Begay, RL;
Graw, SL;
Sinagra, G;
Asimaki, A;
Rowland, TJ;
Slavov, DB;
Gowan, K;
Jones, KL;
Brun, F;
Merlo, M;
et al.
Begay, RL; Graw, SL; Sinagra, G; Asimaki, A; Rowland, TJ; Slavov, DB; Gowan, K; Jones, KL; Brun, F; Merlo, M; Miani, D; Sweet, M; Devaraj, K; Wartchow, EP; Gigli, M; Puggia, I; Salcedo, EE; Garrity, DM; Ambardekar, AV; Buttrick, P; Reece, TB; Bristow, MR; Saffitz, JE; Mestroni, L; Taylor, MRG
(2018)
Filamin C Truncation Mutations Are Associated With Arrhythmogenic Dilated Cardiomyopathy and Changes in the Cell-Cell Adhesion Structures.

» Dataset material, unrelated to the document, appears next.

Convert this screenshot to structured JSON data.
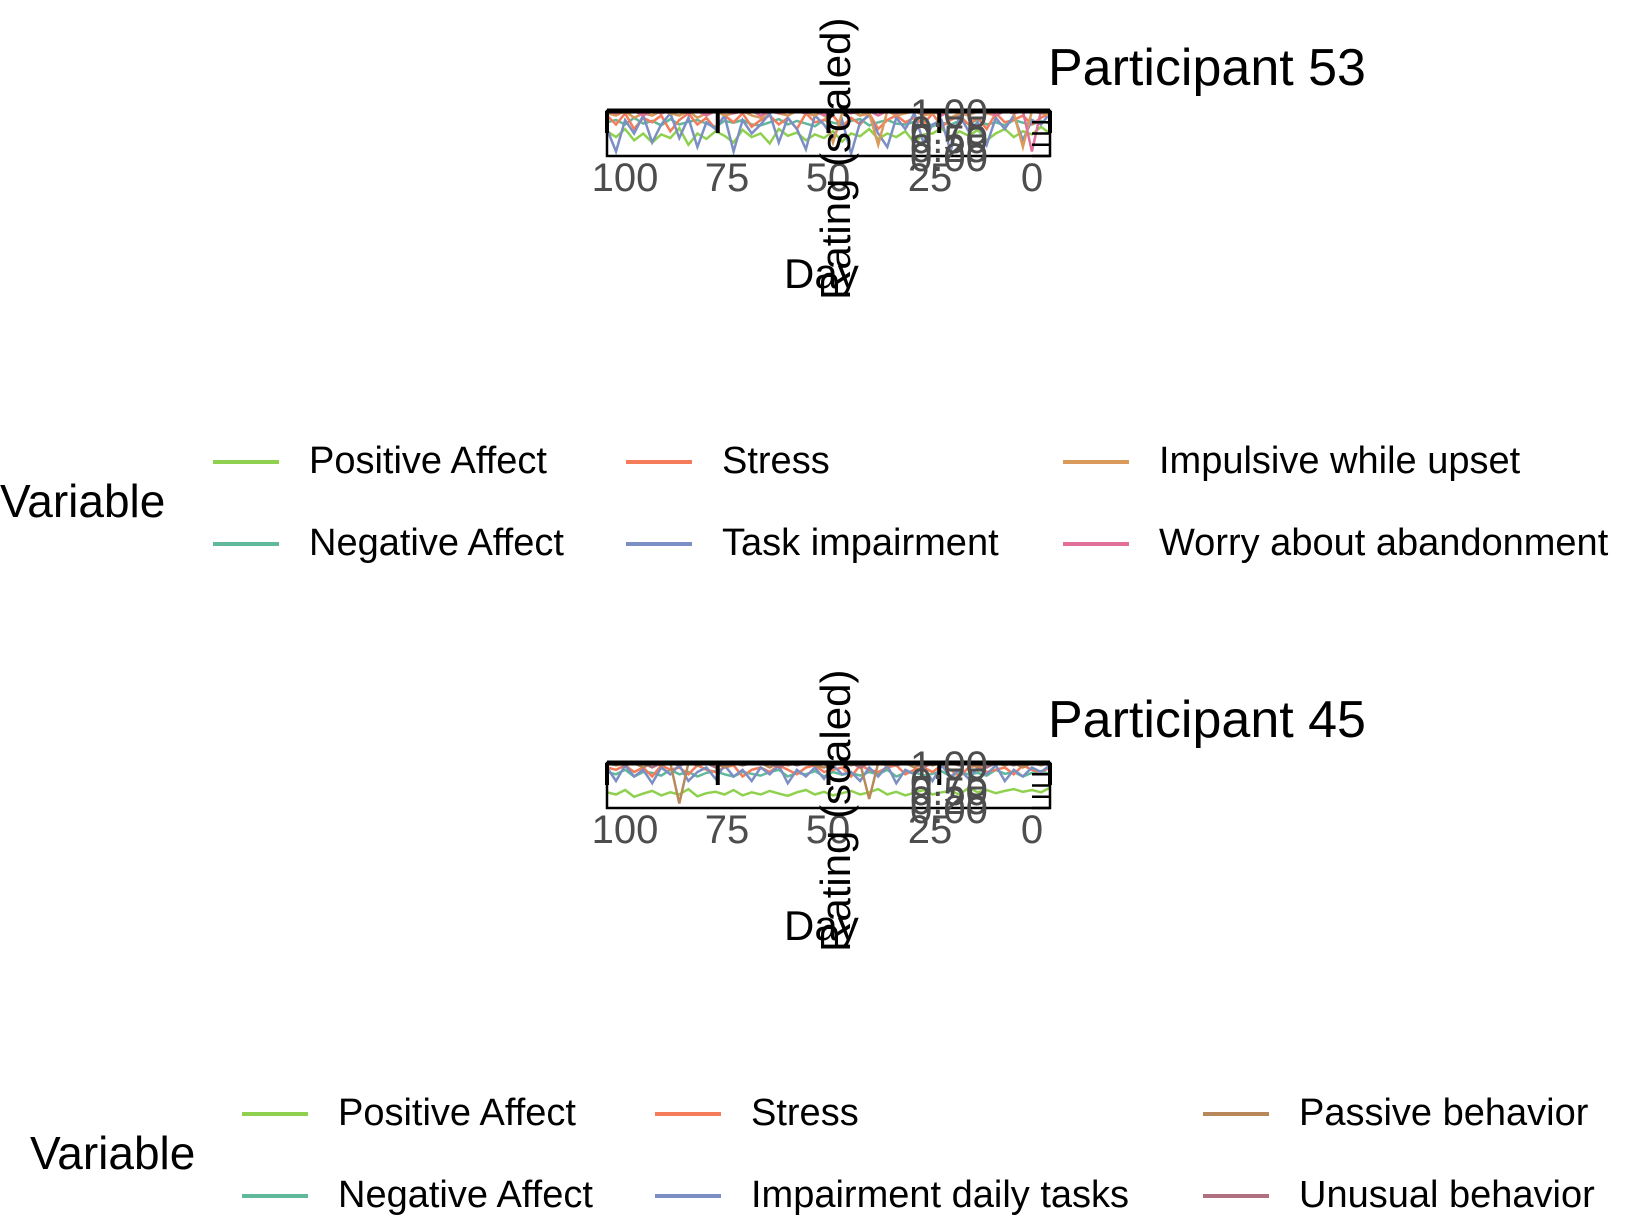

JACC Clin Electrophysiol, 4 (4).
pp. 504-514.
ISSN 2405-5018
https://doi.org/10.1016/j.jacep.2017.12.003
SGUL Authors: Asimaki, Angeliki
Abstract
OBJECTIVES: The purpose of this study was to assess the phenotype of Filamin C (FLNC) truncating variants in dilated cardiomyopathy (DCM) and understand the mechanism leading to an arrhythmogenic phenotype. BACKGROUND: Mutations in FLNC are known to lead to skeletal myopathies, which may have an associated cardiac component. Recently, the clinical spectrum of FLNC mutations has been recognized to include a cardiac-restricted presentation in the absence of skeletal muscle involvement. METHODS: A population of 319 U.S. and European DCM cardiomyopathy families was evaluated using whole-exome and targeted next-generation sequencing. FLNC truncation probands were identified and evaluated by clinical examination, histology, transmission electron microscopy, and immunohistochemistry. RESULTS: A total of 13 individuals in 7 families (2.2%) were found to harbor 6 different FLNC truncation variants (2 stopgain, 1 frameshift, and 3 splicing). Of the 13 FLNC truncation carriers, 11 (85%) had either ventricular arrhythmias or sudden cardiac death, and 5 (38%) presented with evidence of right ventricular dilation. Pathology analysis of 2 explanted hearts from affected FLNC truncation carriers showed interstitial fibrosis in the right ventricle and epicardial fibrofatty infiltration in the left ventricle. Ultrastructural findings included occasional disarray of Z-discs within the sarcomere. Immunohistochemistry showed normal plakoglobin signal at cell-cell junctions, but decreased signals for desmoplakin and synapse-associated protein 97 in the myocardium and buccal mucosa. CONCLUSIONS: We found FLNC truncating variants, present in 2.2% of DCM families, to be associated with a cardiac-restricted arrhythmogenic DCM phenotype characterized by a high risk of life-threatening ventricular arrhythmias and a pathological cellular phenotype partially overlapping with arrhythmogenic right ventricular cardiomyopathy.